不器用ながらも魔素残光を生かし、追跡してくる騎士団を撒き始めた。
そして、アインは気を耳に集中させ、周囲の状況を探り騎士団の位置を探る。
「衛兵の足音。30m先の交差点右方向からあと10秒で来る! レン、あの通気孔だ。早く!」
二人は寸前のところで騎士団の包囲網から抜けることに成功した。
◇
ソラの「導きの金蛍」に導かれ、彼らがたどり着いたのは、港の市場からさらに外れた、寂れた埠頭の裏路地だった。
騎士団も寄り付かない、非合法な取引業者や密漁師たちが集う場所。

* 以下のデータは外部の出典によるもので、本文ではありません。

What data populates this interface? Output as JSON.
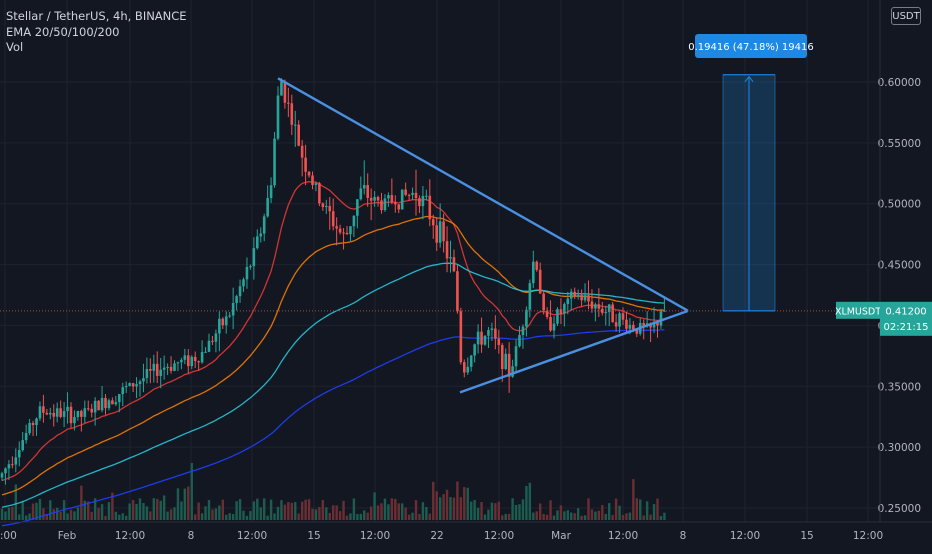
{
  "legend": {
    "line1": "Stellar / TetherUS, 4h, BINANCE",
    "line2": "EMA 20/50/100/200",
    "line3": "Vol"
  },
  "currency_badge": "USDT",
  "price_tag": {
    "symbol": "XLMUSDT",
    "price": "0.41200",
    "countdown": "02:21:15"
  },
  "measure_label": "0.19416 (47.18%) 19416",
  "colors": {
    "background": "#131722",
    "up": "#26a69a",
    "down": "#ef5350",
    "ema20": "#e53935",
    "ema50": "#f57c00",
    "ema100": "#26c6da",
    "ema200": "#1e40ff",
    "trendline": "#4a90e2",
    "measure": "#1e88e5"
  },
  "chart_data": {
    "type": "candlestick",
    "x_ticks": [
      "2:00",
      "Feb",
      "12:00",
      "8",
      "12:00",
      "15",
      "12:00",
      "22",
      "12:00",
      "Mar",
      "12:00",
      "8",
      "12:00",
      "15",
      "12:00"
    ],
    "y_ticks": [
      "0.60000",
      "0.55000",
      "0.50000",
      "0.45000",
      "0.40000",
      "0.35000",
      "0.30000",
      "0.25000"
    ],
    "ylim": [
      0.245,
      0.625
    ],
    "last_price": 0.412,
    "price_path_anchors": [
      [
        0,
        0.275
      ],
      [
        40,
        0.33
      ],
      [
        80,
        0.325
      ],
      [
        120,
        0.345
      ],
      [
        160,
        0.365
      ],
      [
        200,
        0.375
      ],
      [
        230,
        0.41
      ],
      [
        255,
        0.46
      ],
      [
        270,
        0.51
      ],
      [
        280,
        0.605
      ],
      [
        300,
        0.545
      ],
      [
        318,
        0.505
      ],
      [
        345,
        0.47
      ],
      [
        360,
        0.51
      ],
      [
        380,
        0.5
      ],
      [
        400,
        0.505
      ],
      [
        418,
        0.51
      ],
      [
        440,
        0.475
      ],
      [
        455,
        0.44
      ],
      [
        462,
        0.36
      ],
      [
        475,
        0.385
      ],
      [
        490,
        0.395
      ],
      [
        510,
        0.36
      ],
      [
        522,
        0.4
      ],
      [
        535,
        0.46
      ],
      [
        545,
        0.4
      ],
      [
        560,
        0.41
      ],
      [
        575,
        0.425
      ],
      [
        600,
        0.415
      ],
      [
        630,
        0.4
      ],
      [
        650,
        0.395
      ],
      [
        665,
        0.412
      ]
    ],
    "symmetric_triangle": {
      "upper": [
        [
          0.603,
          "Feb 11 12:00"
        ],
        [
          0.412,
          "Mar 7 12:00"
        ]
      ],
      "lower": [
        [
          0.345,
          "Feb 23"
        ],
        [
          0.412,
          "Mar 7 12:00"
        ]
      ]
    },
    "projection": {
      "from": 0.412,
      "to": 0.606,
      "change": 0.19416,
      "percent": 47.18
    }
  }
}
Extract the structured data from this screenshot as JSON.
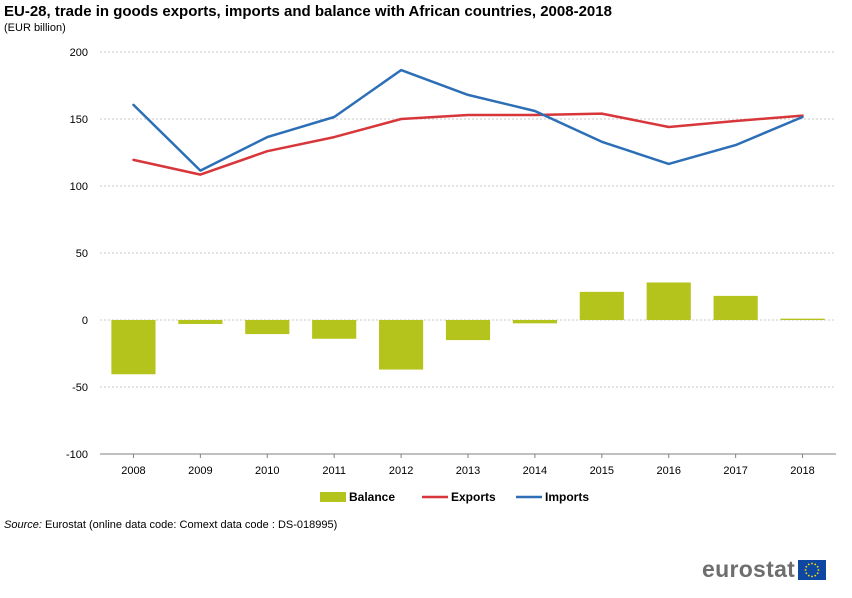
{
  "header": {
    "title": "EU-28, trade in goods exports, imports and balance with African countries, 2008-2018",
    "subtitle": "(EUR billion)"
  },
  "footer": {
    "source_label": "Source:",
    "source_text": "Eurostat (online data code: Comext data code : DS-018995)"
  },
  "logo": {
    "text": "eurostat",
    "flag_icon": "eu-flag-icon"
  },
  "colors": {
    "balance": "#b5c41c",
    "exports": "#d7373b",
    "imports": "#2d6fb6",
    "gridline": "#c8c8c8",
    "axis": "#808080"
  },
  "chart_data": {
    "type": "bar",
    "categories": [
      "2008",
      "2009",
      "2010",
      "2011",
      "2012",
      "2013",
      "2014",
      "2015",
      "2016",
      "2017",
      "2018"
    ],
    "ylim": [
      -100,
      200
    ],
    "yticks": [
      200,
      150,
      100,
      50,
      0,
      -50,
      -100
    ],
    "grid": true,
    "legend_position": "bottom",
    "series": [
      {
        "name": "Balance",
        "type": "bar",
        "color": "#b5c41c",
        "values": [
          -40.5,
          -3,
          -10.5,
          -14,
          -37,
          -15,
          -2.5,
          21,
          28,
          18,
          1
        ]
      },
      {
        "name": "Exports",
        "type": "line",
        "color": "#d7373b",
        "values": [
          119.5,
          108.5,
          126,
          136.5,
          150,
          153,
          153,
          154,
          144,
          148.5,
          152.5
        ]
      },
      {
        "name": "Imports",
        "type": "line",
        "color": "#2d6fb6",
        "values": [
          160.5,
          111.5,
          136.5,
          151.5,
          186.5,
          168,
          156,
          133,
          116.5,
          130.5,
          151.5
        ]
      }
    ]
  }
}
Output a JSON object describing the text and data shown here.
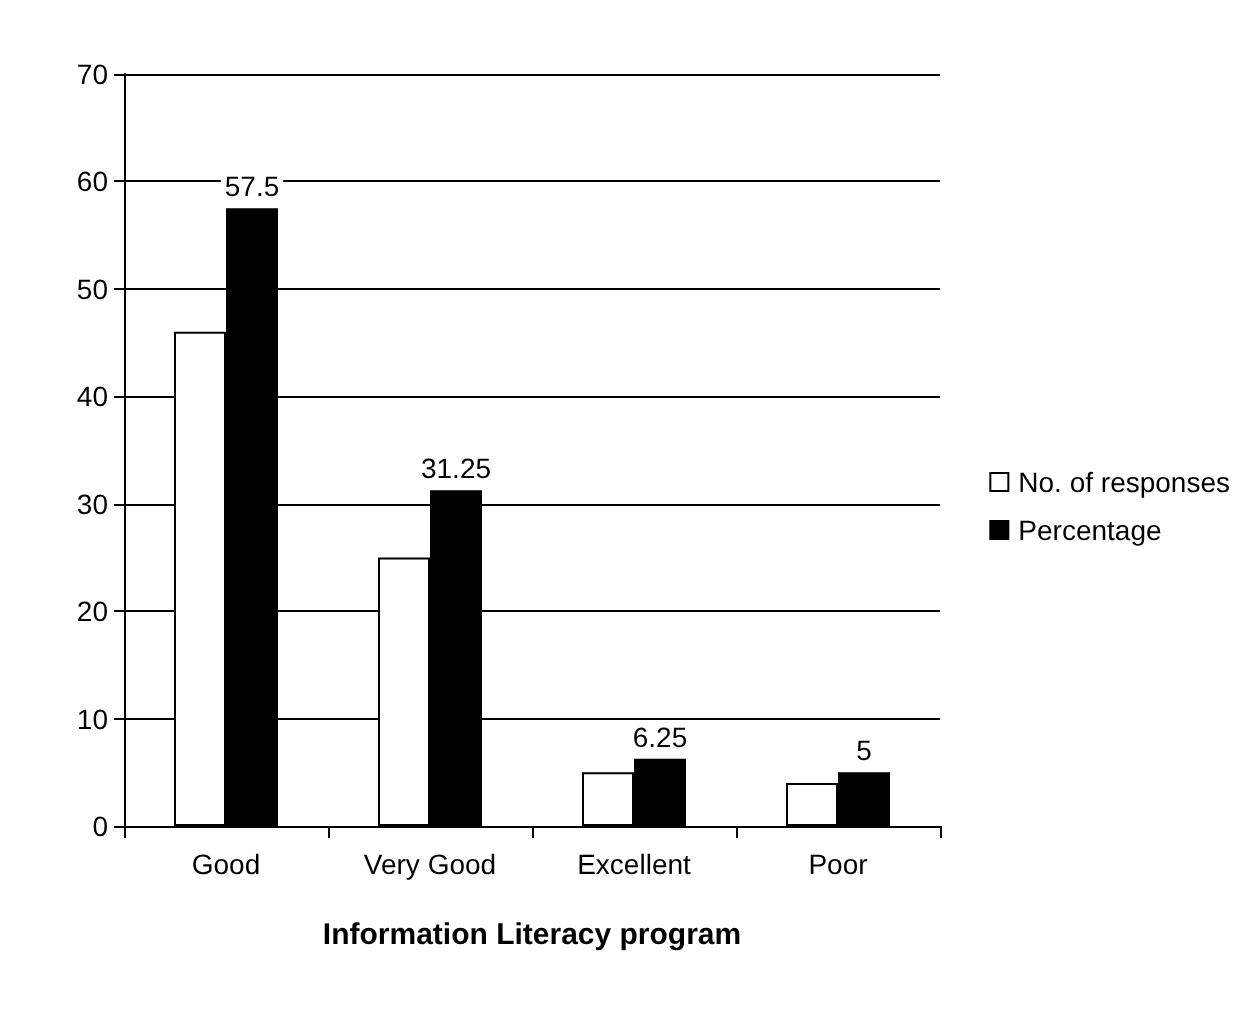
{
  "chart_data": {
    "type": "bar",
    "xlabel": "Information Literacy program",
    "categories": [
      "Good",
      "Very Good",
      "Excellent",
      "Poor"
    ],
    "series": [
      {
        "name": "No. of responses",
        "color": "#ffffff",
        "values": [
          46,
          25,
          5,
          4
        ]
      },
      {
        "name": "Percentage",
        "color": "#000000",
        "values": [
          57.5,
          31.25,
          6.25,
          5
        ],
        "value_labels": [
          "57.5",
          "31.25",
          "6.25",
          "5"
        ]
      }
    ],
    "ylim": [
      0,
      70
    ],
    "yticks": [
      0,
      10,
      20,
      30,
      40,
      50,
      60,
      70
    ],
    "grid": "y",
    "legend": "right"
  }
}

路地の奥には、木製の粗末な建屋が立っている。
ソラは建屋の陰から姿を現し、満足げに二人を見た。
「ようやったな。最高の食材は、誰も見向きもせえへん場所に隠されとるもんや。この廃屋こそが、今日あんたらが命懸けでたどり着いた、『港で一番旨いレストラン』やで」
疲労困憊のレンとアインは、廃屋の扉の前で立ち尽くした。
「ここが……レストラン?」レンは荒い息で尋ねた。
「せや。ここの店主は癖が強いんやけど、作る海鮮料理はこのベルナード港では一番やで。」
ソラは近くの木箱に腰を下ろした。
その時ドンッと扉が開き、赤色の長髪をなびかせた大女が現れた。
そしてそのたくましい腕でソラを地面にたたきつける。
「ソラァァァアァァァ!」
女の右手には赤い紋章が浮かび上がり、強力な波動がレンとアインに恐怖を与える。
凄まじい豪炎をまとった拳がソラに放たれた。